Cumhurbaşkanı Erdoğan, "Kent uzlaşısı adı altında kirli bir ittifak kurdular. Ama her iki partideki bir avuç siyaset baronu ne olup bittiğini bilmiyor. Bavul bavul dolarlar, bavul bavul avrolar bu paralar nereden geliyor nereye gidiyor meclis üyelikleri neyle satın alınıyor, hangi şirketler bunları paylaşıyor, bir yerde ilkeli bir ittifaktan söz edilebilir mi?" ifadelerini kullandı. Başkan Erdoğan Diyarbakırlılara "Gelin yeni dönemin kapılarını birlikte ara

 

Cumhurbaşkanı Erdoğan'ın açıklamaları şu şekilde:

"Tek sermayesi sizlerin oyları olan DEM benim Kürt kardeşlerimin iradesini işporta pazarına çıkarmıştır. Dikkat ederseniz bu pazarlıkta siyasi kazanım hesabı yok. Eser ve hizmet derdi zaten yok. Seçmenin fikrini, zikrini ne düşündüğünü merak eden kimse de yok. Sadece birilerinin ihtirasları uğruna yapılan kirli pazarlıklar var. Öyle ki, bizim yaptığımız reformları bilip, ortalığı ayağa kaldıranlar CHP'li yöneticilerin buram buram faşizm kokan ayrımcılık ve ırkçılık kokan açıklamaları karşısında süt dökmüş kedi misali seslerini çıkarmıyorlar. Bırakın ayrımcılığa itiraz etmeyi kendi seçmenlerinin çiğnenen haysiyetini savunacak iki cümleyi kuramıyorlar. Kürt kardeşlerim böyle bir istiskali, böyle bir aşağılanmayı, böyle bir hakareti bu şekilde yok sayılmayı asla hak etmiyor.

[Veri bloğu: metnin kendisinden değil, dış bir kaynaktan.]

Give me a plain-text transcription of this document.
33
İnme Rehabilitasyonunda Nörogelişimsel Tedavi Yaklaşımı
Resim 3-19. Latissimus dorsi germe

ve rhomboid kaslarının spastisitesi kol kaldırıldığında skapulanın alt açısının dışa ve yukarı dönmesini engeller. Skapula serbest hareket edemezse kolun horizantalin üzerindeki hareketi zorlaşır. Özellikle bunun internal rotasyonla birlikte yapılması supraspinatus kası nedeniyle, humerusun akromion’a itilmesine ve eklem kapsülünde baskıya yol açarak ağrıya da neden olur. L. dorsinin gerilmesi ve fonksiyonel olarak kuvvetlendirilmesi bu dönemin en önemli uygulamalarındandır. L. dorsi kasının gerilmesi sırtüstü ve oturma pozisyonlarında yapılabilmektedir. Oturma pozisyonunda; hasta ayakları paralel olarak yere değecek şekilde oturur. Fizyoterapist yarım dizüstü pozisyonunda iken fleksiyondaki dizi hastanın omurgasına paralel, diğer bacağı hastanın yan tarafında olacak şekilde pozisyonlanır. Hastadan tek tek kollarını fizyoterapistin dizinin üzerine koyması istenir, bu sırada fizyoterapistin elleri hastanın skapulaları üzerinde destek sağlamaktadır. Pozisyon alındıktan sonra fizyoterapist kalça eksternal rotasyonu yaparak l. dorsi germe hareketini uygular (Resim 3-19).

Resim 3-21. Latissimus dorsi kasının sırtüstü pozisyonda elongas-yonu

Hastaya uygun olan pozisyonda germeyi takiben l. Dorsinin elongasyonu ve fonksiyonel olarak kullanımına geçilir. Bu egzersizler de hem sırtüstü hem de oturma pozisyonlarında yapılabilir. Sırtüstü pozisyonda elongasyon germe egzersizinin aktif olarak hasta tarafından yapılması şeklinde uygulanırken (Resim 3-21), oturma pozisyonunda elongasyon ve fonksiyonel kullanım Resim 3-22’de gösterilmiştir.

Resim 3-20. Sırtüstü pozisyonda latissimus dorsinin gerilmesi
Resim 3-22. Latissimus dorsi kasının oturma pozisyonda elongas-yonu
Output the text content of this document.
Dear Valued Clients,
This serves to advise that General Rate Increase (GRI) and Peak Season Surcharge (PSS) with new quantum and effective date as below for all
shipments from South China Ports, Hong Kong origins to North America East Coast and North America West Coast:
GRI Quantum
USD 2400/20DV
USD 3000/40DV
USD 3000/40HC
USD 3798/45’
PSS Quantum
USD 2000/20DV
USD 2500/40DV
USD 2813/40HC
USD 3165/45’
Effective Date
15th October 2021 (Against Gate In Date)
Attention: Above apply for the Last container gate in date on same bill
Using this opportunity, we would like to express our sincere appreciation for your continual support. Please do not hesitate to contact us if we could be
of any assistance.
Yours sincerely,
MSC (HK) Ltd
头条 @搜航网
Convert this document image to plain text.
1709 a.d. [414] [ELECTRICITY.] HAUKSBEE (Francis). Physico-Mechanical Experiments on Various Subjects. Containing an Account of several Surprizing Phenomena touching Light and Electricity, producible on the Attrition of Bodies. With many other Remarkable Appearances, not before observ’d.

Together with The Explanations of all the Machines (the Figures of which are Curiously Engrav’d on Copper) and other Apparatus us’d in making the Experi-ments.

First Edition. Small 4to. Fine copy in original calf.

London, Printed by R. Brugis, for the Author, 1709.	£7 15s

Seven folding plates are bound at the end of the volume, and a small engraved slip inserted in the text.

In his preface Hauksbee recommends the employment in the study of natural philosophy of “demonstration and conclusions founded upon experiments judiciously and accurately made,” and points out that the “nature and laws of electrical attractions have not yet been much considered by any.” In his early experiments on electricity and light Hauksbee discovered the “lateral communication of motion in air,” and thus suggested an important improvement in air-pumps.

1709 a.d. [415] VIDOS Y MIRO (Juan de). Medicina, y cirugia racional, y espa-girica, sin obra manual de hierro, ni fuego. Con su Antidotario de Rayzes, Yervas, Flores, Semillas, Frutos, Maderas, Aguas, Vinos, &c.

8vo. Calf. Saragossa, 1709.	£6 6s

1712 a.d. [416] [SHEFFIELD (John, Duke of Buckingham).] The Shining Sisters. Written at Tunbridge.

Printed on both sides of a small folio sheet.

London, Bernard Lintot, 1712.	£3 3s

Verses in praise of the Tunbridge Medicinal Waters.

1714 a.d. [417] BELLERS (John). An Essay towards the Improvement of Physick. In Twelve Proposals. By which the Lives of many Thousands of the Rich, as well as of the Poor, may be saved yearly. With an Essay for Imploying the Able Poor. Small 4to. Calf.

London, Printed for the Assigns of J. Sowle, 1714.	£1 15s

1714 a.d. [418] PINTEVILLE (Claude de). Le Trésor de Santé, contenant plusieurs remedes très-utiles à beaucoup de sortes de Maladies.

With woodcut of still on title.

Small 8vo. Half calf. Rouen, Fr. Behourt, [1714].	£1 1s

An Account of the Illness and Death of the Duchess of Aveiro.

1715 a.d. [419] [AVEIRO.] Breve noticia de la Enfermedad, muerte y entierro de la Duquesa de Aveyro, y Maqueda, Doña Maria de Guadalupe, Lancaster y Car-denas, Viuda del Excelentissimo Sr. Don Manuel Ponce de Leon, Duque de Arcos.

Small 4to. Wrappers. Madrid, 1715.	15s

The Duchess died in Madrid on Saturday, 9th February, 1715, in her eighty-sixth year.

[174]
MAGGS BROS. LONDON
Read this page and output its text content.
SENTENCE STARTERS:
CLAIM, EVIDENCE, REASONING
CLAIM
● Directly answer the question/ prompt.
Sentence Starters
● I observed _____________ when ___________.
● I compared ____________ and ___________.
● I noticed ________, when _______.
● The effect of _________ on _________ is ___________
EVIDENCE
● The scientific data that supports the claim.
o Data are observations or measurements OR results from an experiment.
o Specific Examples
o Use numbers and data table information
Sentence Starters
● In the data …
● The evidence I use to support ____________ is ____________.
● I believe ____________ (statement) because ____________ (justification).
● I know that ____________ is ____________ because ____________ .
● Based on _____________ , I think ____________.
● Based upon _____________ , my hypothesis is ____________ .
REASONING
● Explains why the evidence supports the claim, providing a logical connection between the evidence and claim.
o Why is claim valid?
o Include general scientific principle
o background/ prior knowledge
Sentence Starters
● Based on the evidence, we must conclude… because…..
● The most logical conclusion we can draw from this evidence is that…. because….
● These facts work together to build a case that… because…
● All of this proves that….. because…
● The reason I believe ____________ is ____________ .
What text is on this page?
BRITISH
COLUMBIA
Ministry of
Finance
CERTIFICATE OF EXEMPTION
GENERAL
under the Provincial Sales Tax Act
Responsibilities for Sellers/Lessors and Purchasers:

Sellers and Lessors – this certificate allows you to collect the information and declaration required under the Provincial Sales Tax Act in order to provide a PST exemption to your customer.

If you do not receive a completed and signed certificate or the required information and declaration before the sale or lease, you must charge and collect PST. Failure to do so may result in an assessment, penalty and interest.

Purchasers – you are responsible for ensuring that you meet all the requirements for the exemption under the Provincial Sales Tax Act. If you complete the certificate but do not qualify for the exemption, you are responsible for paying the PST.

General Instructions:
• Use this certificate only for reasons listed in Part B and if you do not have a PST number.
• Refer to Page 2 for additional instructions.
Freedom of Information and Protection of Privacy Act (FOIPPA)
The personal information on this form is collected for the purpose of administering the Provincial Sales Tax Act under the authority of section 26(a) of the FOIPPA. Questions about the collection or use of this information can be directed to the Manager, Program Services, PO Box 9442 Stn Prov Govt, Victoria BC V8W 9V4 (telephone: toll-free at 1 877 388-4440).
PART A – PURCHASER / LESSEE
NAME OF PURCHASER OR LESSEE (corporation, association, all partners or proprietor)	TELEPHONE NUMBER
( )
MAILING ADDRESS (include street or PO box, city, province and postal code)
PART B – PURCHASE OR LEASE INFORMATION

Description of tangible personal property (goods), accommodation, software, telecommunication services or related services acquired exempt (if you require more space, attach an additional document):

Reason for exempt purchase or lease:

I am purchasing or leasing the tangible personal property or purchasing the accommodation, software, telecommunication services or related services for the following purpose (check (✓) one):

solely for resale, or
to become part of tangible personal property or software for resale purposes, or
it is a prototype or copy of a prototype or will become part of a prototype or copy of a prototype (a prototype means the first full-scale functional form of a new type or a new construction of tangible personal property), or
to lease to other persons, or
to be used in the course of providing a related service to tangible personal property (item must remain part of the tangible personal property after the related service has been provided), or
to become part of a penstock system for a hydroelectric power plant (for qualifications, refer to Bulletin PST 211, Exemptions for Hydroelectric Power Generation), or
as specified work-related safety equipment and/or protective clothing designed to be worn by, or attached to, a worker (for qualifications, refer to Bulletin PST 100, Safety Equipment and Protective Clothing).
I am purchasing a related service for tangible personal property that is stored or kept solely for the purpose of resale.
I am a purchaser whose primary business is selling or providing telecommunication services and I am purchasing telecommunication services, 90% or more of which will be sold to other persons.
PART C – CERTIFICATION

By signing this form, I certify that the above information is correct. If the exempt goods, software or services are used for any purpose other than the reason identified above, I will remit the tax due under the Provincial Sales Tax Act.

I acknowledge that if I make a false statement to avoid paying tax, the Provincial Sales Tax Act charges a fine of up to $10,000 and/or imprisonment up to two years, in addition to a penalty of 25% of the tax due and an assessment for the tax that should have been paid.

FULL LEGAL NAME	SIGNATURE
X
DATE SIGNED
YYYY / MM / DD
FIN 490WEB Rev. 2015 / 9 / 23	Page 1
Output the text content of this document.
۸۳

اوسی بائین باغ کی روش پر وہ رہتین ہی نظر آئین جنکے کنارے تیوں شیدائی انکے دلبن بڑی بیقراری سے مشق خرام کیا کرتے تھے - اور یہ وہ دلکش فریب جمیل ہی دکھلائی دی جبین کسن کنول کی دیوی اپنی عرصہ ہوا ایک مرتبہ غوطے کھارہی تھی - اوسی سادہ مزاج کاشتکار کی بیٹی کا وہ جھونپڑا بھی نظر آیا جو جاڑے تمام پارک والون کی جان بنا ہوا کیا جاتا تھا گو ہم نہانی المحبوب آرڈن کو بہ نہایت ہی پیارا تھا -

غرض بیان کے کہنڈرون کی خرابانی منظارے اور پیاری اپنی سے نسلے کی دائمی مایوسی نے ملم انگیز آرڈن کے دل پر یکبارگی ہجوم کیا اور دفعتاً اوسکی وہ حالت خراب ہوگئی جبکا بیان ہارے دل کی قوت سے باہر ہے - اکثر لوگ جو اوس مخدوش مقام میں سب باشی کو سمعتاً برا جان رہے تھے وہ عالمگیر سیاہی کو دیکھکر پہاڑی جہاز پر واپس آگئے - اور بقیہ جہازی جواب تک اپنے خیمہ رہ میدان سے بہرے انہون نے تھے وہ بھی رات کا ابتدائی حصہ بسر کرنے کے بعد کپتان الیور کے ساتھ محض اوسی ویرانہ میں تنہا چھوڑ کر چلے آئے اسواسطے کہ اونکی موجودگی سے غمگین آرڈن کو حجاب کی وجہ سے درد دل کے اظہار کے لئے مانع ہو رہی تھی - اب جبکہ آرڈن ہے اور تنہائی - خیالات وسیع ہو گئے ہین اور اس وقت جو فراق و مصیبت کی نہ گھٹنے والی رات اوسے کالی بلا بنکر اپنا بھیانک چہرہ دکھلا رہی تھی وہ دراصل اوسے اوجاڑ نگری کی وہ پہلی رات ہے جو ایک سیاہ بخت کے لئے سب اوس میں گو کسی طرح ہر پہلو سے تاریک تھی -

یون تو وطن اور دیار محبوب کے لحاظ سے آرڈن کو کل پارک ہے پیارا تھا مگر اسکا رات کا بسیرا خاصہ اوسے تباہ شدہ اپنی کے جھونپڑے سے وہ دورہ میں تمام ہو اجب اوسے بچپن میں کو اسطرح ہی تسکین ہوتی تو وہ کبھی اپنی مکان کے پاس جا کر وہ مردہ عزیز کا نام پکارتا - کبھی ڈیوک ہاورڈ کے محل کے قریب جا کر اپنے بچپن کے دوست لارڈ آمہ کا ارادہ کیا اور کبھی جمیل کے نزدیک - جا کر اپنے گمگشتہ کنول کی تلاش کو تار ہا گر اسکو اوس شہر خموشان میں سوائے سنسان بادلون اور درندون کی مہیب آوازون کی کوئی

TÜRKİYE ZÜBÜK SİYASETİNİN ACILARINI ÇOK ÇEKTİ

Türkiye geçmişte omurgasızlığın, istismarın, riyakarlığın sembolü zübük siyasetin acılarını çok çekti. Sizi güya ağaların, şıkların, dere beylerin, devletin zulmünden kurtarma vaadiyle demokratik siyaset palavralarıyla oylarınıza ipotek koydular. Şimdi bu ipoteği tahsile koyarak aslında tek parti faşisti CHP'den ve onun hastalıklı uzantılarından bir farkları olmadığını gösterdiler. Lütfen şu soruma bütün Kürt kardeşlerim ellerini vicdanlarına koyarak cevap versin. Diyarbakır huzuru da, özgürlüğü de, yatırımı da, hizmeti de, refahı da AK Parti döneminde görmedi mi? Onlar sizin iradenizle seçtiğiniz belediye başkanlarını dağdan getirdikleri teröristlere mahzenlerde tokatlatılırken biz altyapısı ve üst yapısıyla Diyarbakır'ı bölgesinin yıldızı haline getirmek için uğraşmadık mı? Onlar çukur eylemleriyle bu şehrin sembolü olan Sur'u mahvederken, biz kimsenin burnunu kanatmadan meseleyi bitirmenin ve ardından da bölgeyi yeni baştan inşa etmenin mücadelesini vermedik mi? Onlar Diyarbakır Cezaevi'nin edebiyatını yaparken biz burayı şehrimize yakışır bir müzeye ve kültür merkezine dönüştürmedik mi?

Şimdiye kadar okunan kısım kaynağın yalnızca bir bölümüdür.